We’ve said this before with James and no doubt we will say it again, but so often he demands from us that which we cannot deliver and this makes us go with all the more urgency to the refuge of the Gospel, where Jesus said “It is finished”.
Because, honestly, after reading James 4.1-10 how many of you can say yes, I can resist the devil, yes, I can cleanse my hands from all unrighteousness, yes, I can purify my heart, I can love the Lord with all my heart, mind, soul, and strength in my own power and of my own accord?
How many of you can say yes, I grieve over my sin and I do so because all on my own I realised that it is sin?
In Ezekiel 36 we read of a prophecy for the nation of Israel. We are not the nation of Israel, but we can look at the principle of what is promised and see that, you know what, there is now no Jew or Greek, we are all one in Christ Jesus, so whilst there are specific promises regarding the nation of Israel, in principle, the spiritual promises we can look at as being for us too.
So in Ezekiel 36 we read,
Then I will sprinkle clean water on you, and you shall be clean; I will cleanse you from all your filthiness and from all your idols.

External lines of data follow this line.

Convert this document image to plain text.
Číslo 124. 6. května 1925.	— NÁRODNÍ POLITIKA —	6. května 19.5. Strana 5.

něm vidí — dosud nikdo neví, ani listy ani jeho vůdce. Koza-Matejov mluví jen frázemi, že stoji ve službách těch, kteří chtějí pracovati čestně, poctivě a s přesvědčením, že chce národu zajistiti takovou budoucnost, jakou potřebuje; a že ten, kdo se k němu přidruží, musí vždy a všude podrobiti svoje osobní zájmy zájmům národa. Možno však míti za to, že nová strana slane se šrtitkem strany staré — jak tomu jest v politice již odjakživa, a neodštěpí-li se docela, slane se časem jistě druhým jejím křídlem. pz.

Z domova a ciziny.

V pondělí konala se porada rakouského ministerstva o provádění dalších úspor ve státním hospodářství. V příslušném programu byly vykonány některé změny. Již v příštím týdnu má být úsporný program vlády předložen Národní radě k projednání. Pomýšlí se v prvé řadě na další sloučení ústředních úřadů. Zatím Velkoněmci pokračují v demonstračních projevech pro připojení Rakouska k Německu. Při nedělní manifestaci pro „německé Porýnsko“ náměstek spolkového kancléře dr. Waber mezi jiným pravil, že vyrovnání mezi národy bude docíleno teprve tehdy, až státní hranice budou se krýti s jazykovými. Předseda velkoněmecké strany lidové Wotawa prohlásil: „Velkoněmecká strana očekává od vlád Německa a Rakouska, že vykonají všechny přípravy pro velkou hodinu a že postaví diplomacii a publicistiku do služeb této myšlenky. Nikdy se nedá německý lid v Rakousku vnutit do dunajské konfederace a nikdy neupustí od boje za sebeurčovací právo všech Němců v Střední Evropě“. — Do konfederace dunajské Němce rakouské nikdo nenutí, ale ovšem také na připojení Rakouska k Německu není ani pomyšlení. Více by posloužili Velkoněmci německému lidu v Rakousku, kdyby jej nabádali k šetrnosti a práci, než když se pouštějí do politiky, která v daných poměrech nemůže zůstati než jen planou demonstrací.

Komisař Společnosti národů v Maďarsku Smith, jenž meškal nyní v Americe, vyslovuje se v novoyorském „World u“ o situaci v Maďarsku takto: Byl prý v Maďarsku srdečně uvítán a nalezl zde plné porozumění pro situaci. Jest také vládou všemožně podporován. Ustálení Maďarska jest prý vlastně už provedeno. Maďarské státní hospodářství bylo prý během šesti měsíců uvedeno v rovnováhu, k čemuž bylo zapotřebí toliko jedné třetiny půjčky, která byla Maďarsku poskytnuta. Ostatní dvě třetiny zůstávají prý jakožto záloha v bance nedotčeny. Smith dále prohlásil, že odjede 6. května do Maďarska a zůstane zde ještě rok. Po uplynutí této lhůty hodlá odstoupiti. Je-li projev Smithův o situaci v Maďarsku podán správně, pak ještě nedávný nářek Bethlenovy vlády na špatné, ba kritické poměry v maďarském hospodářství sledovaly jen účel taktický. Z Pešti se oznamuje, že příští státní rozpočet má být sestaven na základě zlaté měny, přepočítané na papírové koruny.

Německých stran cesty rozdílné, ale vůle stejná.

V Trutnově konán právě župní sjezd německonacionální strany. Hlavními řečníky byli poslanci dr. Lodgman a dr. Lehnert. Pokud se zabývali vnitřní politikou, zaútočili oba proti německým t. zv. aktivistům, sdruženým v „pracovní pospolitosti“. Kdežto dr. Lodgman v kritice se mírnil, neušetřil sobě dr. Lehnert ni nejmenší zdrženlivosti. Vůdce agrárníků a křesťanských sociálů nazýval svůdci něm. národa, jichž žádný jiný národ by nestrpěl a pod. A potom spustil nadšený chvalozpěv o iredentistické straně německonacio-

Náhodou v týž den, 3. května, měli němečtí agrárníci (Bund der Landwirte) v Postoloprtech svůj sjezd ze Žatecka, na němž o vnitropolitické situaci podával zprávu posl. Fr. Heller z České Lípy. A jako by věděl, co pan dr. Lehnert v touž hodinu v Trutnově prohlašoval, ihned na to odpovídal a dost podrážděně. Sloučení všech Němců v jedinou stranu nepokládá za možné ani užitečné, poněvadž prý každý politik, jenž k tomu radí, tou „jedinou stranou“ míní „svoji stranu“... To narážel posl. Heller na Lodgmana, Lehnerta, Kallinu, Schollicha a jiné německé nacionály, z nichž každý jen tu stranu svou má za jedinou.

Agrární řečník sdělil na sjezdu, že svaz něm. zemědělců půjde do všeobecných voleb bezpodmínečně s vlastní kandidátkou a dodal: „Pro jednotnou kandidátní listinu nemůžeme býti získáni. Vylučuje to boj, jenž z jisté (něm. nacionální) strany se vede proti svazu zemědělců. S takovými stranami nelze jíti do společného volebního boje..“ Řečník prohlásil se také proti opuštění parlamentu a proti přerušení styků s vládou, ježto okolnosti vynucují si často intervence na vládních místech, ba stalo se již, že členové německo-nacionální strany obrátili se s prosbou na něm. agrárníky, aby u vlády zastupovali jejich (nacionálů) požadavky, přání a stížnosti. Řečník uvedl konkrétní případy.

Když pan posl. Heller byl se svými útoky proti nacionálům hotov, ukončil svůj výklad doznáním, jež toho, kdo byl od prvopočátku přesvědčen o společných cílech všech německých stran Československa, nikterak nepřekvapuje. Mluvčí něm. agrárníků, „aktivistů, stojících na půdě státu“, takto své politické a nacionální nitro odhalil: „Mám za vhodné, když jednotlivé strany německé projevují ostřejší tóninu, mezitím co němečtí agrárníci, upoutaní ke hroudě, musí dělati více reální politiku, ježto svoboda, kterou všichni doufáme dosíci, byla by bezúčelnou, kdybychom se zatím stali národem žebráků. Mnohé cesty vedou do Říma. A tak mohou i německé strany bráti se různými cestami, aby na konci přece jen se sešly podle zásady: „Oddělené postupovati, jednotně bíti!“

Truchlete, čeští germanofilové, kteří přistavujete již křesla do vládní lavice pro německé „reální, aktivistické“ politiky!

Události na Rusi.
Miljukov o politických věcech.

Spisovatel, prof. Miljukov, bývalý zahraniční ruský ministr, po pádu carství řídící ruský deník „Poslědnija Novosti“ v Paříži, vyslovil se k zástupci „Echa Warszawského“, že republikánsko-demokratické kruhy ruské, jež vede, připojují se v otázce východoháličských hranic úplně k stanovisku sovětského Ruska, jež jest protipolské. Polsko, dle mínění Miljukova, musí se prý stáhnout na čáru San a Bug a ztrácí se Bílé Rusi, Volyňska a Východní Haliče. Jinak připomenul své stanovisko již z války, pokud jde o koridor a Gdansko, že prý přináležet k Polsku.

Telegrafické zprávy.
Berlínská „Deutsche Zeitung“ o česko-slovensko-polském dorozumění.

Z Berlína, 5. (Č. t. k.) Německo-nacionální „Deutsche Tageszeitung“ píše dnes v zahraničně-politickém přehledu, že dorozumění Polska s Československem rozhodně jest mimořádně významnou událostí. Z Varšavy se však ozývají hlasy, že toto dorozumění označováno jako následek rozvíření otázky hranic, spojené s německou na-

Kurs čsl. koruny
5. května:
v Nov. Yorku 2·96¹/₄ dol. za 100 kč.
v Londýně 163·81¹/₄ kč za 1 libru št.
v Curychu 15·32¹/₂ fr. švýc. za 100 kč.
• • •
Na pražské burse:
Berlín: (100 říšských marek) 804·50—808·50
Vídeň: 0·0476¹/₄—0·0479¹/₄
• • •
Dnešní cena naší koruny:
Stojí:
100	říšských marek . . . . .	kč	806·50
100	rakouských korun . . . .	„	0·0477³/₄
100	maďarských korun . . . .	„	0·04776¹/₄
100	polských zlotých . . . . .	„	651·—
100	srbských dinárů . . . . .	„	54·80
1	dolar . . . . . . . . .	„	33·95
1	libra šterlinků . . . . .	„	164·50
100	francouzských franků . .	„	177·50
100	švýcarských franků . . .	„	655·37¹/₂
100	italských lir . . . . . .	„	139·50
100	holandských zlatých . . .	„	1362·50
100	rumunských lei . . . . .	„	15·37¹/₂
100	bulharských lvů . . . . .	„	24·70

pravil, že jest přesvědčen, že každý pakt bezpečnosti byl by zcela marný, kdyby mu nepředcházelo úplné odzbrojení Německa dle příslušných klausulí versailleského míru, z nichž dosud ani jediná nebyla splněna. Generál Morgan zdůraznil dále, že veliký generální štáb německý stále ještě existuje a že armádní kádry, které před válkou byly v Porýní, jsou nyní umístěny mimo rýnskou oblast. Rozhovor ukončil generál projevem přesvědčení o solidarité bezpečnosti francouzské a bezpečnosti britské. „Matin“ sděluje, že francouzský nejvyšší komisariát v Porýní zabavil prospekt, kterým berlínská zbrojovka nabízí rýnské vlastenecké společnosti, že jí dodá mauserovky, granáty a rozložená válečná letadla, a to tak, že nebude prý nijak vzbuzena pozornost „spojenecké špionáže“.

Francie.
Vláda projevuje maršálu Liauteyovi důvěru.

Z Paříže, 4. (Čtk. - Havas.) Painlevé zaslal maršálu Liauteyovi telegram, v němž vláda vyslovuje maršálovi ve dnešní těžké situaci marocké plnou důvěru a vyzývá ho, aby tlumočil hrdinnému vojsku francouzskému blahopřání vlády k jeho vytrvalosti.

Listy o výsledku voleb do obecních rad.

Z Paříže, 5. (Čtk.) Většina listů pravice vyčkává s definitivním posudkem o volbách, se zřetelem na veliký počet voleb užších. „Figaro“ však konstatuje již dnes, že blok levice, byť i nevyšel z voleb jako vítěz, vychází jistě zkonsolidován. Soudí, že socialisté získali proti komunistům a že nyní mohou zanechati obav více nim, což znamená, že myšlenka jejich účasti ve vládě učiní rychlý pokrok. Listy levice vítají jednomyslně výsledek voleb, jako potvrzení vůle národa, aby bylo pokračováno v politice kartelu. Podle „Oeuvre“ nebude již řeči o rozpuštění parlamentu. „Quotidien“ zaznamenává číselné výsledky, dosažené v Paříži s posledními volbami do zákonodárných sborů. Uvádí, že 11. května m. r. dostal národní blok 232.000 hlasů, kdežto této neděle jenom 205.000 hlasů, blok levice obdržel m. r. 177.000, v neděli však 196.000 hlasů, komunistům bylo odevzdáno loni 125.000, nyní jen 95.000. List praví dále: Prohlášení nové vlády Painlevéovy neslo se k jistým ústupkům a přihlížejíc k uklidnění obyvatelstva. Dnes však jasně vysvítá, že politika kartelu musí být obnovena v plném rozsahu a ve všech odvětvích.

I will give you a new heart and put a new spirit within you; I will take the heart of stone out of your flesh and give you a heart of flesh.
This is the spiritual transformation that we all need, a new heart. James 4.1-10 talks about your heart; what do we need to do with it?
It’s broken, isn’t it, it’s deceitful, it will tell you what you want to hear in order to get what it wants, which is fleshly and all too human. We need restoration, we need fixing, we need a new heart.
To his original readers, James is instructing them to take seriously the truth that this new way of life is deeper than surface level religious acts and you need to change from within. For you and me, going from there to here, we need to take a serious look at ourselves and be honest about our condition, about the condition of our hearts.
The moralistic teaching of this passage would say something like this – You need to work hard to fix the problem of your heart.
A Christ-centred view, however, would say this – You never will, give it to Jesus.